Freddie Roach to Pacquiao, between rounds 5 and 6 during his fight with Nicolino Locche
To say that Locche, “El Intocable” (The Untouchable), was a physical contradiction is an understatement. Balding, barrel-chested and thick shouldered, he was the greatest anomaly the sport has ever seen. He moved in a lazy, languid, impudent style that was all his own. He had an eidetic, almost supernatural way of anticipating punches and avoiding them with uncanny head and upper body movement. The shoulder roll you see employed by Mayweather was patented by Locche, as was many other subtleties. He could stand directly in front of a dangerous opponent (as he did the great Antonio Cervantes) and make him miss lethal 4 to 5 punch combinations with his hands down. To see it, you’d almost think you were watching Mad TV.
He was unreal.
He once made a very good champion in Paul Takeshi Fuji quit in Japan and essentially give up his title after the 9th round out of frustration because he just couldn’t hit him.
Pacquiao would never quit, but he’d be frustrated to no end trying to score on Locche. The Pacquiao we’re about to see in a few weeks will be decidedly better than the one who “beat” Timothy Bradley in a losing effort. I envision this fight, and I believe it would unfold much in the same manner. Around the time of his fight with Fuji, Locche was about 28 years old, around the age of Rios. But he had amazingly amassed almost 1000 rounds of activity while running his record to 90-2-14. But he only had 10 KO’s.
Another thing about Locche too, was he was a serious smoker (sometimes during the fight in between rounds) and he played games in the ring, and those two things would work against him opposite Pacquiao.
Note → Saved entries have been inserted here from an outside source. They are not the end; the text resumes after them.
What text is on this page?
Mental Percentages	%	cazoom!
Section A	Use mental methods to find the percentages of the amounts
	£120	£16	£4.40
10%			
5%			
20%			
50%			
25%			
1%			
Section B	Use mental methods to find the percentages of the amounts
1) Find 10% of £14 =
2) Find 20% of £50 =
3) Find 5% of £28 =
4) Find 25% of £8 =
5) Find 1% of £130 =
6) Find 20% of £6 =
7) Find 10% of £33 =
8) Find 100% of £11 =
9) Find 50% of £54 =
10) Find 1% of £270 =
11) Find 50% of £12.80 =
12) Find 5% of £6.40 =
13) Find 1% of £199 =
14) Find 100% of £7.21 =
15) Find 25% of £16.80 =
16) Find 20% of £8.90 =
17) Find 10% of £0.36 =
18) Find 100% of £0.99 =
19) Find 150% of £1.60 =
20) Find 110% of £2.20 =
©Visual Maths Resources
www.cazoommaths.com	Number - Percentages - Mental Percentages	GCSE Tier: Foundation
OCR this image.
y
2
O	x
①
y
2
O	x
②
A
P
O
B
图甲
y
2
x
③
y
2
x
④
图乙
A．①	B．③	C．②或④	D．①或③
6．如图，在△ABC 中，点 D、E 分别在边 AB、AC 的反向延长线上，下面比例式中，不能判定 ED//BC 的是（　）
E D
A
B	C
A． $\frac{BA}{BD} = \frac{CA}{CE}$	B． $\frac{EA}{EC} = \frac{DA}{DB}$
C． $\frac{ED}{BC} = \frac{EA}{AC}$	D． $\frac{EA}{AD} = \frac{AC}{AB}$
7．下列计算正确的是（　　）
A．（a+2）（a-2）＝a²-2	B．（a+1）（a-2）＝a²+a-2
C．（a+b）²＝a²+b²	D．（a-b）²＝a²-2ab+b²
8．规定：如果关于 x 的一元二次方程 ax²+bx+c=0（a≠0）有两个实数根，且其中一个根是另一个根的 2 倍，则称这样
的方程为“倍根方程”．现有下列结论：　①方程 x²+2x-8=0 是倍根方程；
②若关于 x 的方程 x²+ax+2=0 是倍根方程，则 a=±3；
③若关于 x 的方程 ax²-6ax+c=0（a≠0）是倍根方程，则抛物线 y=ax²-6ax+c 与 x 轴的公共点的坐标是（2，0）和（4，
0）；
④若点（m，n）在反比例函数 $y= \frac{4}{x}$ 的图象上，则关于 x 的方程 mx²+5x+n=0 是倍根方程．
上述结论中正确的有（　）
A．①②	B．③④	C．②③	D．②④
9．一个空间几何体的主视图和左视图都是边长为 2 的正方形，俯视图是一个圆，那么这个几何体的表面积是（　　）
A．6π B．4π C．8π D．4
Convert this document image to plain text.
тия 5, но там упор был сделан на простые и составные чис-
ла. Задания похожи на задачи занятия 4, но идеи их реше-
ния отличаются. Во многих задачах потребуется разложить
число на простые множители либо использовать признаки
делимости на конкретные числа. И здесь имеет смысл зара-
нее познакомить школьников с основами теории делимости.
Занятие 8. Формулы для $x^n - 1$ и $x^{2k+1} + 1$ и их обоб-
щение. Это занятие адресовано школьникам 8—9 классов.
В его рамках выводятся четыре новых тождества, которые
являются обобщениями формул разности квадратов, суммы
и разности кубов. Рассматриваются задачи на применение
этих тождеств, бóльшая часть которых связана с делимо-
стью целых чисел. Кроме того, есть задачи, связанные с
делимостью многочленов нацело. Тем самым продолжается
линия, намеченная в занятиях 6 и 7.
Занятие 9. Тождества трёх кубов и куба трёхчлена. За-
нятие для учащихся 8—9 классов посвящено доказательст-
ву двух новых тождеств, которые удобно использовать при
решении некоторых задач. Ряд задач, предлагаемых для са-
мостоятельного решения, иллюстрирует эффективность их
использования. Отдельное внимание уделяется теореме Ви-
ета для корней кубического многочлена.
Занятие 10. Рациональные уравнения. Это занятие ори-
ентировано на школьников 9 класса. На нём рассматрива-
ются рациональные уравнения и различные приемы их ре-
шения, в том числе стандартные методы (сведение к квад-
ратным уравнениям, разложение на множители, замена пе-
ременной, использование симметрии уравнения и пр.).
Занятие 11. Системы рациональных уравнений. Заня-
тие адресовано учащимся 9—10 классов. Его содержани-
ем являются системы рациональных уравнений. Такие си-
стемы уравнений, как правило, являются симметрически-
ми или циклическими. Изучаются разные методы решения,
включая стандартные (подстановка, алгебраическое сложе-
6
Manny would eventually turn up his attack full throttle while walking through Locche’s limited power. He’d punish him to the body when he could, and beat him with volume, though the proud Locche would believe he won because he made him miss so often.
In the lowest offensive connect percentage of his career, Pacquiao would damn near kill himself with his own missed punches, while winning a comfortable UD over the great Nicolino Locche.